その前にこのふたり、知り合いだったのか…。

今の痛みで完全に頭が冴えた。





「…お前は、確かナマエだったな」

「え、あたしの名前知ってるんですか?」

「私は指揮隊長だ。当然だろう」

「…へえ…」





感嘆の息が出た。

もう、名前…覚えてくれてるんだ。
たぶん、あたしたちの名前15人分。

それって結構凄い事だと思う。





「しかし…間が抜けているな。幻の0組が聞いて呆れる」

「あ…う…、返す言葉は…ございません…」





しかし最後に鋭い指摘。

…そりゃ、ここが戦場だったら完全に隙だろう。
これは、痛い…。





「クラサメくんは相変わらず真面目だねえ…。しかも照れ屋だ」





感心したのはカヅサさんも同じだったらしい。

相変わらず…ということは、そういう性格なんだろう。
…うん、凄い。

そして照れ屋…。
それってもしかして、さっきのは照れ隠しととって良いのだろうか…?

隊長の顔を見ながらそんな事を考えていると、ふいに何やらカヅサさんから視線を感じた。
…よくわからないが楽しそうな笑みを浮かべてる…。





「そう言えばまだ名前を聞いていなかったね。
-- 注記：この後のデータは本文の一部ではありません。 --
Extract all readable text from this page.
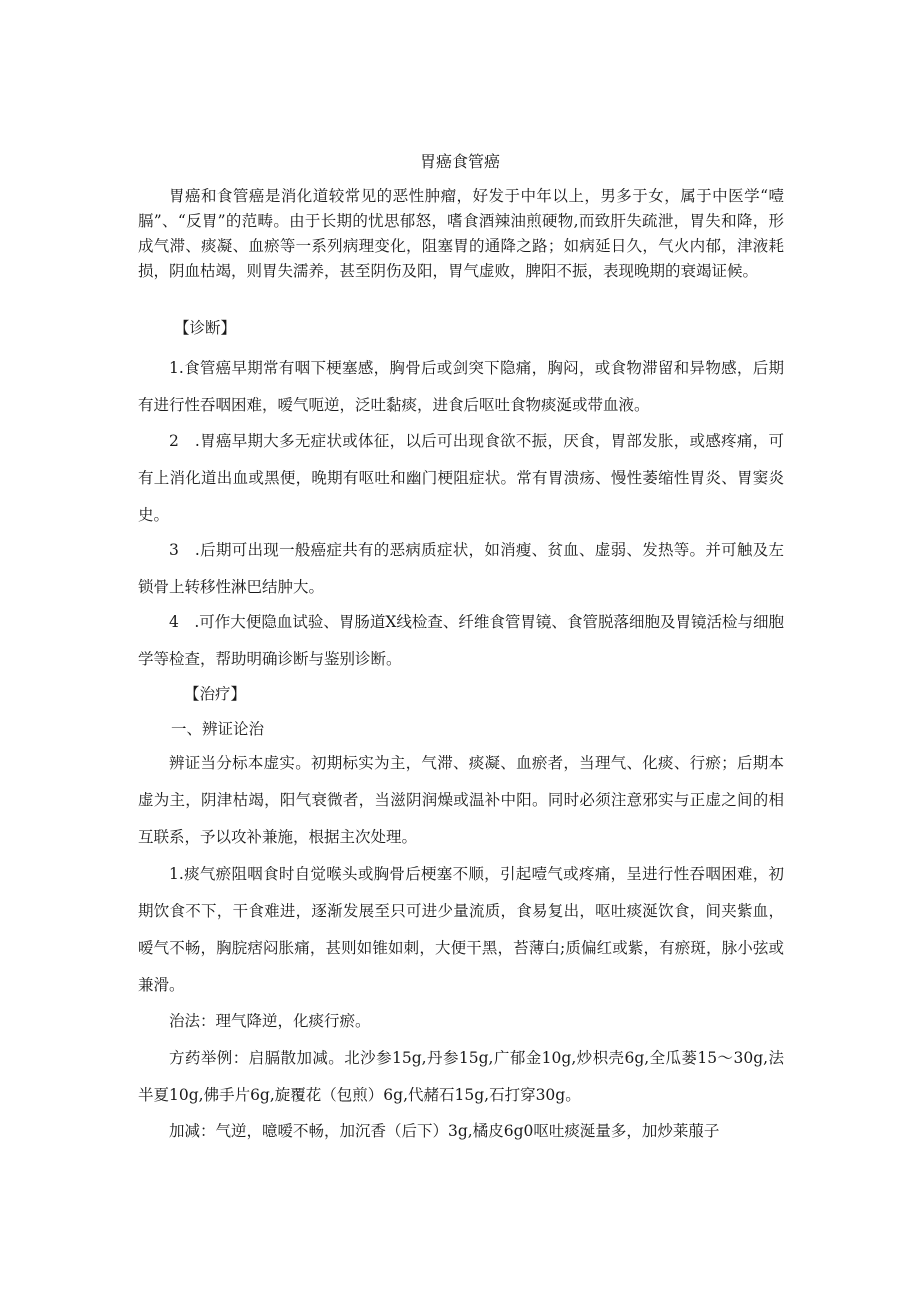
胃癌食管癌

胃癌和食管癌是消化道较常见的恶性肿瘤，好发于中年以上，男多于女，属于中医学“噎膈”、“反胃”的范畴。由于长期的忧思郁怒，嗜食酒辣油煎硬物,而致肝失疏泄，胃失和降，形成气滞、痰凝、血瘀等一系列病理变化，阻塞胃的通降之路；如病延日久，气火内郁，津液耗损，阴血枯竭，则胃失濡养，甚至阴伤及阳，胃气虚败，脾阳不振，表现晚期的衰竭证候。

【诊断】

1.食管癌早期常有咽下梗塞感，胸骨后或剑突下隐痛，胸闷，或食物滞留和异物感，后期有进行性吞咽困难，嗳气呃逆，泛吐黏痰，进食后呕吐食物痰涎或带血液。

2　.胃癌早期大多无症状或体征，以后可出现食欲不振，厌食，胃部发胀，或感疼痛，可有上消化道出血或黑便，晚期有呕吐和幽门梗阻症状。常有胃溃疡、慢性萎缩性胃炎、胃窦炎史。

3　.后期可出现一般癌症共有的恶病质症状，如消瘦、贫血、虚弱、发热等。并可触及左锁骨上转移性淋巴结肿大。

4　.可作大便隐血试验、胃肠道X线检查、纤维食管胃镜、食管脱落细胞及胃镜活检与细胞学等检查，帮助明确诊断与鉴别诊断。

【治疗】
一、辨证论治

辨证当分标本虚实。初期标实为主，气滞、痰凝、血瘀者，当理气、化痰、行瘀；后期本虚为主，阴津枯竭，阳气衰微者，当滋阴润燥或温补中阳。同时必须注意邪实与正虚之间的相互联系，予以攻补兼施，根据主次处理。

1.痰气瘀阻咽食时自觉喉头或胸骨后梗塞不顺，引起噎气或疼痛，呈进行性吞咽困难，初期饮食不下，干食难进，逐渐发展至只可进少量流质，食易复出，呕吐痰涎饮食，间夹紫血，嗳气不畅，胸脘痞闷胀痛，甚则如锥如刺，大便干黑，苔薄白;质偏红或紫，有瘀斑，脉小弦或兼滑。

治法：理气降逆，化痰行瘀。

方药举例：启膈散加减。北沙参15g,丹参15g,广郁金10g,炒枳壳6g,全瓜蒌15～30g,法半夏10g,佛手片6g,旋覆花（包煎）6g,代赭石15g,石打穿30g。

加减：气逆，噫嗳不畅，加沉香（后下）3g,橘皮6g0呕吐痰涎量多，加炒莱菔子
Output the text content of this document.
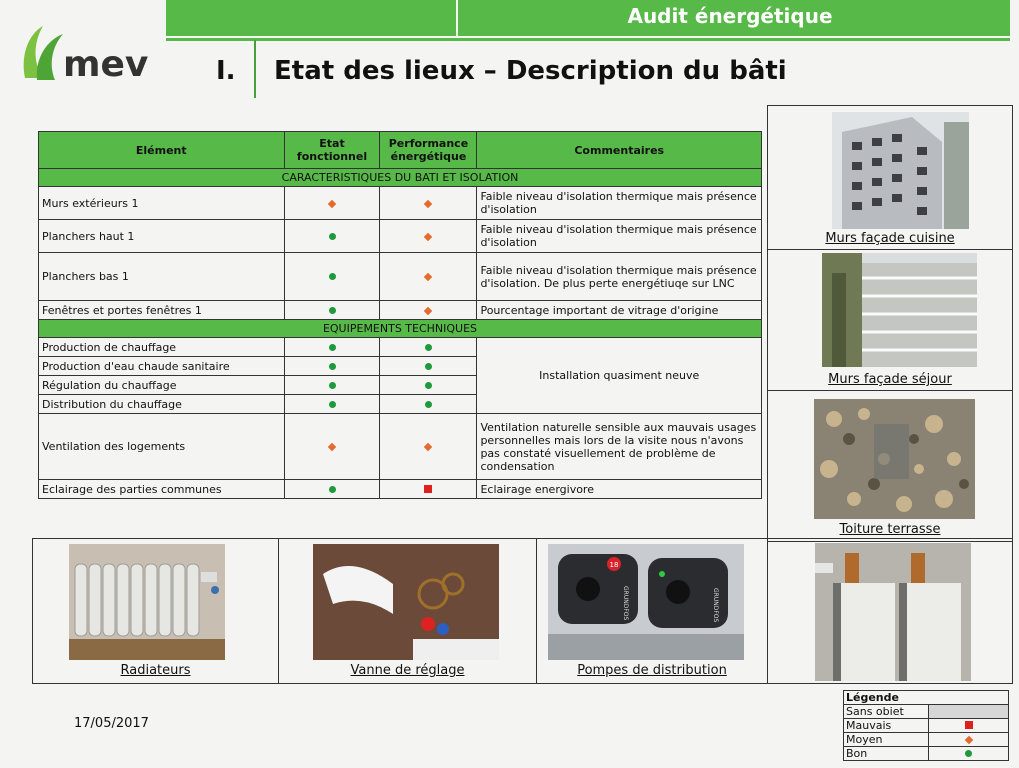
Audit énergétique
mev	I. Etat des lieux – Description du bâti
Elément	Etat fonctionnel	Performance énergétique	Commentaires
CARACTERISTIQUES DU BATI ET ISOLATION			
Murs extérieurs 1			Faible niveau d'isolation thermique mais présence d'isolation
Planchers haut 1			Faible niveau d'isolation thermique mais présence d'isolation
Planchers bas 1			Faible niveau d'isolation thermique mais présence d'isolation. De plus perte energétiuqe sur LNC
Fenêtres et portes fenêtres 1			Pourcentage important de vitrage d'origine
EQUIPEMENTS TECHNIQUES			
Production de chauffage			Installation quasiment neuve
Production d'eau chaude sanitaire			
Régulation du chauffage			
Distribution du chauffage			
Ventilation des logements			Ventilation naturelle sensible aux mauvais usages personnelles mais lors de la visite nous n'avons pas constaté visuellement de problème de condensation
Eclairage des parties communes			Eclairage energivore
Murs façade cuisine
Murs façade séjour
Toiture terrasse
Radiateurs	Vanne de réglage
18
GRUNDFOS	GRUNDFOS
Pompes de distribution
Légende	
Sans obiet	
Mauvais	
Moyen	
Bon	
17/05/2017
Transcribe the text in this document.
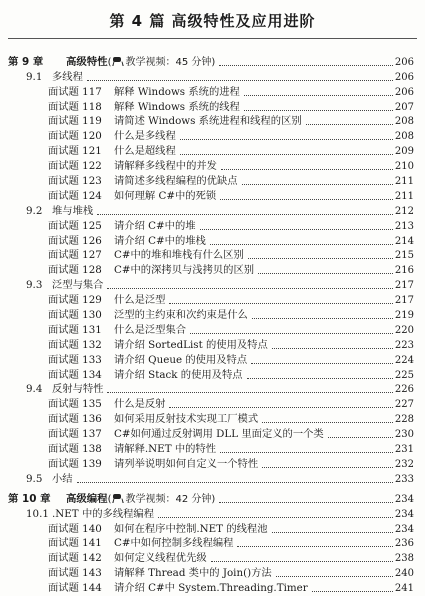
第 4 篇 高级特性及应用进阶
第 9 章	高级特性 ( 教学视频：45 分钟)	206
9.1 多线程	206
面试题 117	解释 Windows 系统的进程	206
面试题 118	解释 Windows 系统的线程	207
面试题 119	请简述 Windows 系统进程和线程的区别	208
面试题 120	什么是多线程	208
面试题 121	什么是超线程	209
面试题 122	请解释多线程中的并发	210
面试题 123	请简述多线程编程的优缺点	211
面试题 124	如何理解 C#中的死锁	211
9.2 堆与堆栈	212
面试题 125	请介绍 C#中的堆	213
面试题 126	请介绍 C#中的堆栈	214
面试题 127	C#中的堆和堆栈有什么区别	215
面试题 128	C#中的深拷贝与浅拷贝的区别	216
9.3 泛型与集合	217
面试题 129	什么是泛型	217
面试题 130	泛型的主约束和次约束是什么	219
面试题 131	什么是泛型集合	220
面试题 132	请介绍 SortedList 的使用及特点	223
面试题 133	请介绍 Queue 的使用及特点	224
面试题 134	请介绍 Stack 的使用及特点	225
9.4 反射与特性	226
面试题 135	什么是反射	227
面试题 136	如何采用反射技术实现工厂模式	228
面试题 137	C#如何通过反射调用 DLL 里面定义的一个类	230
面试题 138	请解释.NET 中的特性	231
面试题 139	请列举说明如何自定义一个特性	232
9.5 小结	233
第 10 章	高级编程 ( 教学视频：42 分钟)	234
10.1 .NET 中的多线程编程	234
面试题 140	如何在程序中控制.NET 的线程池	234
面试题 141	C#中如何控制多线程编程	236
面试题 142	如何定义线程优先级	238
面试题 143	请解释 Thread 类中的 Join()方法	240
面试题 144	请介绍 C#中 System.Threading.Timer	241
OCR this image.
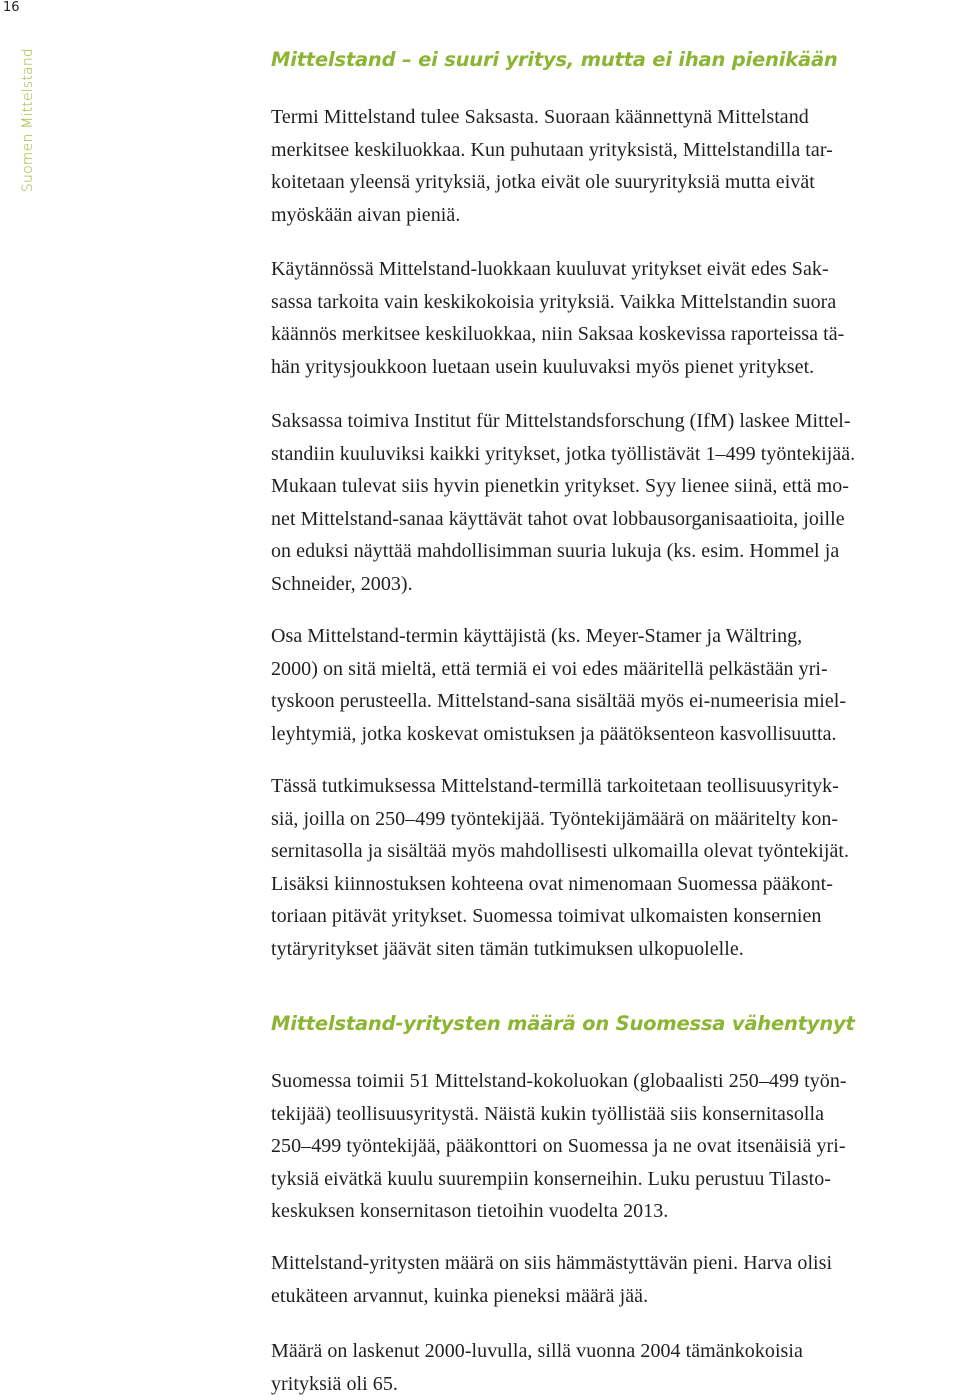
16
Suomen Mittelstand	Mittelstand – ei suuri yritys, mutta ei ihan pienikään

Termi Mittelstand tulee Saksasta. Suoraan käännettynä Mittelstand
merkitsee keskiluokkaa. Kun puhutaan yrityksistä, Mittelstandilla tar-
koitetaan yleensä yrityksiä, jotka eivät ole suuryrityksiä mutta eivät
myöskään aivan pieniä.

Käytännössä Mittelstand-luokkaan kuuluvat yritykset eivät edes Sak-
sassa tarkoita vain keskikokoisia yrityksiä. Vaikka Mittelstandin suora
käännös merkitsee keskiluokkaa, niin Saksaa koskevissa raporteissa tä-
hän yritysjoukkoon luetaan usein kuuluvaksi myös pienet yritykset.

Saksassa toimiva Institut für Mittelstandsforschung (IfM) laskee Mittel-
standiin kuuluviksi kaikki yritykset, jotka työllistävät 1–499 työntekijää.
Mukaan tulevat siis hyvin pienetkin yritykset. Syy lienee siinä, että mo-
net Mittelstand-sanaa käyttävät tahot ovat lobbausorganisaatioita, joille
on eduksi näyttää mahdollisimman suuria lukuja (ks. esim. Hommel ja
Schneider, 2003).

Osa Mittelstand-termin käyttäjistä (ks. Meyer-Stamer ja Wältring,
2000) on sitä mieltä, että termiä ei voi edes määritellä pelkästään yri-
tyskoon perusteella. Mittelstand-sana sisältää myös ei-numeerisia miel-
leyhtymiä, jotka koskevat omistuksen ja päätöksenteon kasvollisuutta.

Tässä tutkimuksessa Mittelstand-termillä tarkoitetaan teollisuusyrityk-
siä, joilla on 250–499 työntekijää. Työntekijämäärä on määritelty kon-
sernitasolla ja sisältää myös mahdollisesti ulkomailla olevat työntekijät.
Lisäksi kiinnostuksen kohteena ovat nimenomaan Suomessa pääkont-
toriaan pitävät yritykset. Suomessa toimivat ulkomaisten konsernien
tytäryritykset jäävät siten tämän tutkimuksen ulkopuolelle.

Mittelstand-yritysten määrä on Suomessa vähentynyt

Suomessa toimii 51 Mittelstand-kokoluokan (globaalisti 250–499 työn-
tekijää) teollisuusyritystä. Näistä kukin työllistää siis konsernitasolla
250–499 työntekijää, pääkonttori on Suomessa ja ne ovat itsenäisiä yri-
tyksiä eivätkä kuulu suurempiin konserneihin. Luku perustuu Tilasto-
keskuksen konsernitason tietoihin vuodelta 2013.

Mittelstand-yritysten määrä on siis hämmästyttävän pieni. Harva olisi
etukäteen arvannut, kuinka pieneksi määrä jää.

Määrä on laskenut 2000-luvulla, sillä vuonna 2004 tämänkokoisia
yrityksiä oli 65.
そうかい、ナマエくんって言うのか」

「え、ええ…」

「筋肉量とかの問題で男性の方が興味深いんだけど…いやあ、女の子だって言うのに君の体は実に興味深かったよ。全体的にバランスがいいって言うか…魔力もなかなかのものだし」

「…な」





筋肉量…!?バランス…!?

その言葉に顔が引きつった。

ちょっと待て…!
寝てる間に何されたんだ、あたし…!

初対面時とは違った意味で、なんだこの人は…!


完全にドン引き。
少なからず恐怖を覚えたあたしは無意識に、置いてかないでくれと目の前のクラサメ隊長のコートを握りしめていた。